Während besonders auf chinesischer Seite von wirtschaftlichen Vorteilen
gesprochen wird, sehen Kritiker in der Bahn die Benachteiligung der Tibeter[10].
4.2 Förderung des Tourismus
Neben einem wirtschaftlichen Aufschwung erhofft man sich dank der
Qinghai-Tibet-Bahn damit verbunden auch einen Erfolg im Bereich des
Tourismus. Die Bahn soll mehr Menschen einfacher und schneller nach Tibet
transportieren und Tibet für die Außenwelt leichter zugänglich machen. Vor
allem durch günstige Preise sollen Touristen angelockt werden, denn ein
Eisenbahnticket ist deutlich billiger als ein Flugticket, da die chinesische
Regierung die Eisenbahntickets subventioniert (vgl. Kolonko, 2005,
[10.06.2007]). Das billigste Ticket, für die Strecke Xining-Lhasa, liegt bei
etwa 28 US-Dollern (vgl. Zhang, 2006, [13.06.2007]). Nach der Eröffnung der
Strecke im Jahre 2006 ging man davon aus, dass die Anzahl der Touristen, die
nach Tibet reisen, in jenem Jahr 2, 6 Millionen betragen würde. Schätzungen
zufolge sollen die Einnahmen durch den Tourismus bis 2010 bei 575,9
Millionen Euro liegen. (Lanzhou Morgenzeitung, o.V.: 2006, [13.06.2007]).

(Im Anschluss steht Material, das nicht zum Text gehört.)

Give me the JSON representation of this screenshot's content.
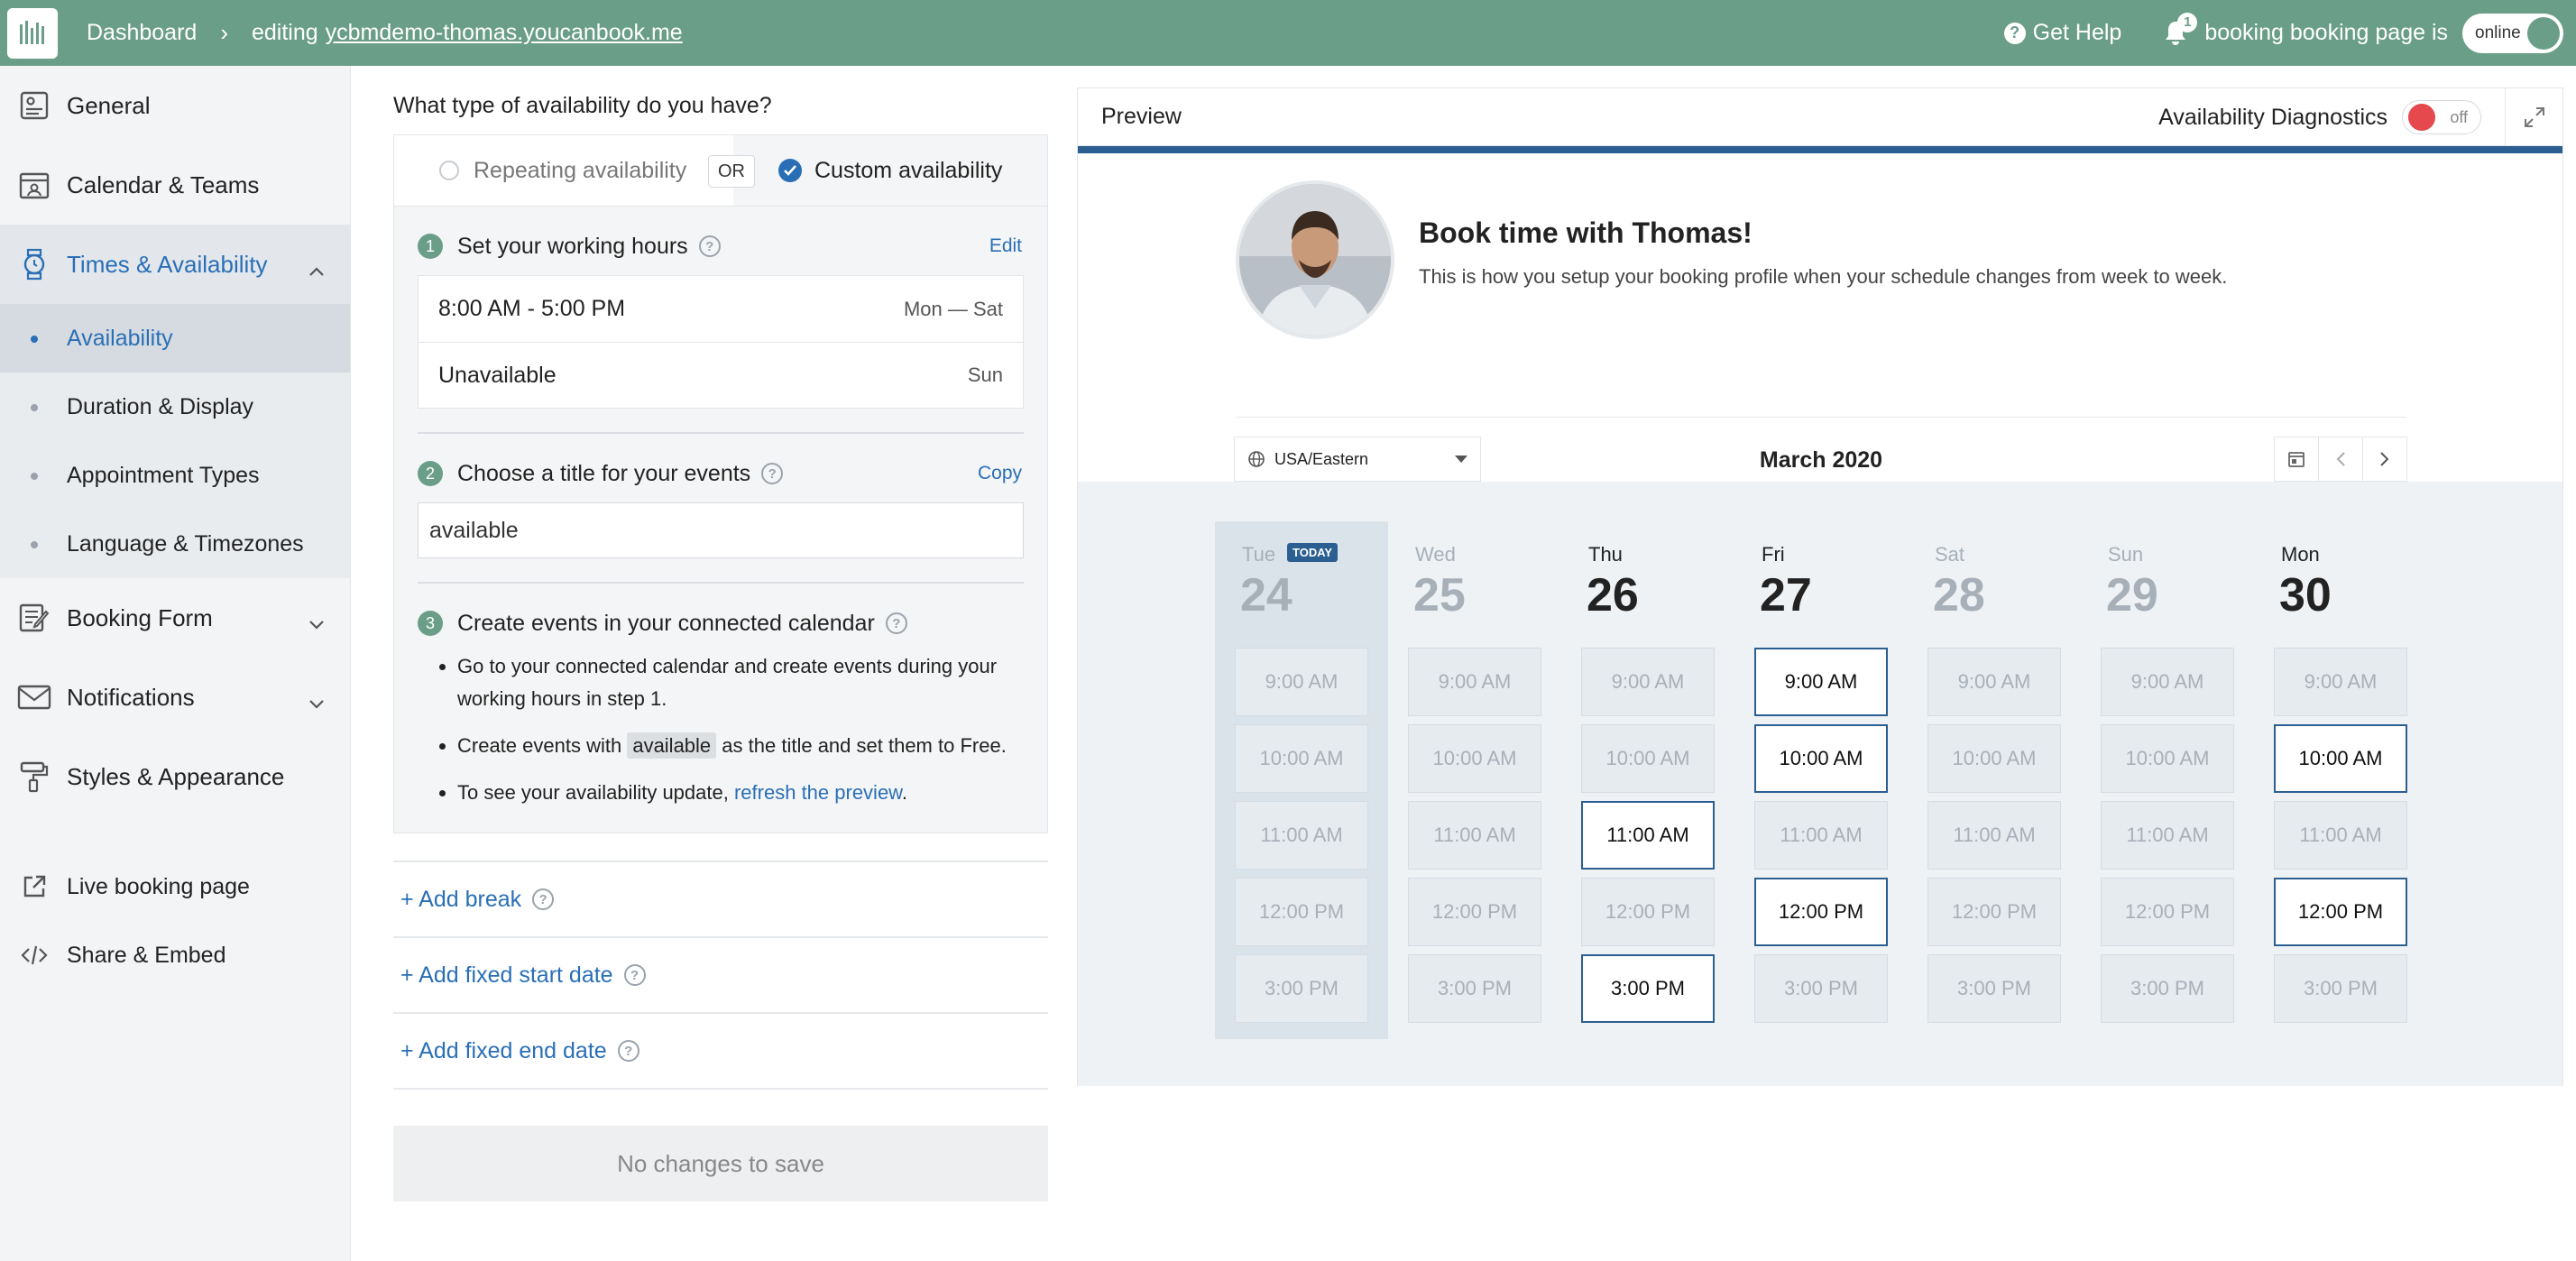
{
  "topbar": {
    "dashboard": "Dashboard",
    "editing_prefix": "editing",
    "editing_link": "ycbmdemo-thomas.youcanbook.me",
    "get_help": "Get Help",
    "notif_count": "1",
    "status_text": "booking booking page is",
    "online_label": "online"
  },
  "sidebar": {
    "general": "General",
    "calendar_teams": "Calendar & Teams",
    "times_availability": "Times & Availability",
    "sub": {
      "availability": "Availability",
      "duration_display": "Duration & Display",
      "appointment_types": "Appointment Types",
      "language_timezones": "Language & Timezones"
    },
    "booking_form": "Booking Form",
    "notifications": "Notifications",
    "styles_appearance": "Styles & Appearance",
    "live_booking_page": "Live booking page",
    "share_embed": "Share & Embed"
  },
  "availability": {
    "question": "What type of availability do you have?",
    "repeating": "Repeating availability",
    "or": "OR",
    "custom": "Custom availability",
    "step1": {
      "num": "1",
      "title": "Set your working hours",
      "action": "Edit",
      "rows": [
        {
          "hours": "8:00 AM - 5:00 PM",
          "days": "Mon — Sat"
        },
        {
          "hours": "Unavailable",
          "days": "Sun"
        }
      ]
    },
    "step2": {
      "num": "2",
      "title": "Choose a title for your events",
      "action": "Copy",
      "value": "available"
    },
    "step3": {
      "num": "3",
      "title": "Create events in your connected calendar",
      "b1": "Go to your connected calendar and create events during your working hours in step 1.",
      "b2_pre": "Create events with",
      "b2_kw": "available",
      "b2_mid": "as the title and set them to",
      "b2_free": "Free",
      "b2_end": ".",
      "b3_pre": "To see your availability update,",
      "b3_link": "refresh the preview",
      "b3_end": "."
    },
    "add_break": "+ Add break",
    "add_start": "+ Add fixed start date",
    "add_end": "+ Add fixed end date",
    "save": "No changes to save"
  },
  "preview": {
    "label": "Preview",
    "diagnostics": "Availability Diagnostics",
    "diag_state": "off",
    "book_title": "Book time with Thomas!",
    "book_sub": "This is how you setup your booking profile when your schedule changes from week to week.",
    "timezone": "USA/Eastern",
    "month": "March 2020",
    "today_label": "TODAY",
    "days": [
      {
        "dow": "Tue",
        "num": "24",
        "today": true,
        "off": true,
        "slots": [
          {
            "t": "9:00 AM",
            "on": false
          },
          {
            "t": "10:00 AM",
            "on": false
          },
          {
            "t": "11:00 AM",
            "on": false
          },
          {
            "t": "12:00 PM",
            "on": false
          },
          {
            "t": "3:00 PM",
            "on": false
          }
        ]
      },
      {
        "dow": "Wed",
        "num": "25",
        "off": true,
        "slots": [
          {
            "t": "9:00 AM",
            "on": false
          },
          {
            "t": "10:00 AM",
            "on": false
          },
          {
            "t": "11:00 AM",
            "on": false
          },
          {
            "t": "12:00 PM",
            "on": false
          },
          {
            "t": "3:00 PM",
            "on": false
          }
        ]
      },
      {
        "dow": "Thu",
        "num": "26",
        "off": false,
        "slots": [
          {
            "t": "9:00 AM",
            "on": false
          },
          {
            "t": "10:00 AM",
            "on": false
          },
          {
            "t": "11:00 AM",
            "on": true
          },
          {
            "t": "12:00 PM",
            "on": false
          },
          {
            "t": "3:00 PM",
            "on": true
          }
        ]
      },
      {
        "dow": "Fri",
        "num": "27",
        "off": false,
        "slots": [
          {
            "t": "9:00 AM",
            "on": true
          },
          {
            "t": "10:00 AM",
            "on": true
          },
          {
            "t": "11:00 AM",
            "on": false
          },
          {
            "t": "12:00 PM",
            "on": true
          },
          {
            "t": "3:00 PM",
            "on": false
          }
        ]
      },
      {
        "dow": "Sat",
        "num": "28",
        "off": true,
        "slots": [
          {
            "t": "9:00 AM",
            "on": false
          },
          {
            "t": "10:00 AM",
            "on": false
          },
          {
            "t": "11:00 AM",
            "on": false
          },
          {
            "t": "12:00 PM",
            "on": false
          },
          {
            "t": "3:00 PM",
            "on": false
          }
        ]
      },
      {
        "dow": "Sun",
        "num": "29",
        "off": true,
        "slots": [
          {
            "t": "9:00 AM",
            "on": false
          },
          {
            "t": "10:00 AM",
            "on": false
          },
          {
            "t": "11:00 AM",
            "on": false
          },
          {
            "t": "12:00 PM",
            "on": false
          },
          {
            "t": "3:00 PM",
            "on": false
          }
        ]
      },
      {
        "dow": "Mon",
        "num": "30",
        "off": false,
        "slots": [
          {
            "t": "9:00 AM",
            "on": false
          },
          {
            "t": "10:00 AM",
            "on": true
          },
          {
            "t": "11:00 AM",
            "on": false
          },
          {
            "t": "12:00 PM",
            "on": true
          },
          {
            "t": "3:00 PM",
            "on": false
          }
        ]
      }
    ]
  },
  "colors": {
    "topbar": "#6a9e89",
    "accent": "#2a6fb6",
    "preview_accent": "#2c5f91"
  }
}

Kurz vor der Eröffnung der Qinghai-Tibet Eisenbahnlinie erwartete man
Prognosen zufolge, dass dank der Bahnverbindung täglich 5000 bis 6000
Touristen nach Tibet kommen werden würden (vgl. China.org.cn, o.V.: 2006,
[15.07.2007]). Nach aktuellen Meldungen hat der Tourismus in Tibet seit der
Eröffnung etwas mehr als ein halbes Jahr später tatsächlich um 50 Prozent
zugelegt (vgl. Tibeter Gemeinschaft in der Schweiz und Liechtenstein, o.V.:
2007, [13.06.2007]). Und der stellvertretende Vorsitzender der Autonomen
Region Tibet, Wu Wingjie, sagte in einem Interview, dass der Tourismus
bereits innerhalb des ersten Monats nach Eröffnung der Eisenbahnlinie um 66
Prozent gestiegen sei (vgl. Wu, kein Datum, zit. nach: Reilly, 2006,
[15.07.2007]). Nicht nur Chinesen sollen nach Tibet reisen, sondern auch
immer mehr Touristen aus aller Welt können dank der neuen Bahnverbindung
Tibet leichter erreichen.
Aber auch hier gibt es Skeptiker, die in dem steigenden Tourismus nicht nur
positive Aspekte sehen: Experten aus Lhasa befürchten, dass einige
Sehenswürdigkeiten den großen Ansturm von Besuchern nicht verkraften könnten
(vgl. Weser Kurier, o.V.: 2006, [16.06.2007]). Vor Allem der Potala-Palast
könnte darunter leiden, wenn zu viele Menschen nach Tibet reisen, um diesen
zu besichtigen. Es besteht die Gefahr, dass der Bau aus Holz und Lehm
einstürzen könne (vgl. Erling, 2006, [16.06.2007]). Und Kritiker bemängeln,
dass durch den Ansturm auf Tibet immer mehr Chinesen nach Tibet dringen
werden, denn Tibets Hauptstadt Lhasa ist bereits zu zwei Dritteln von
Chinesen bewohnt (vgl. Hilbk 2006: 38)[11].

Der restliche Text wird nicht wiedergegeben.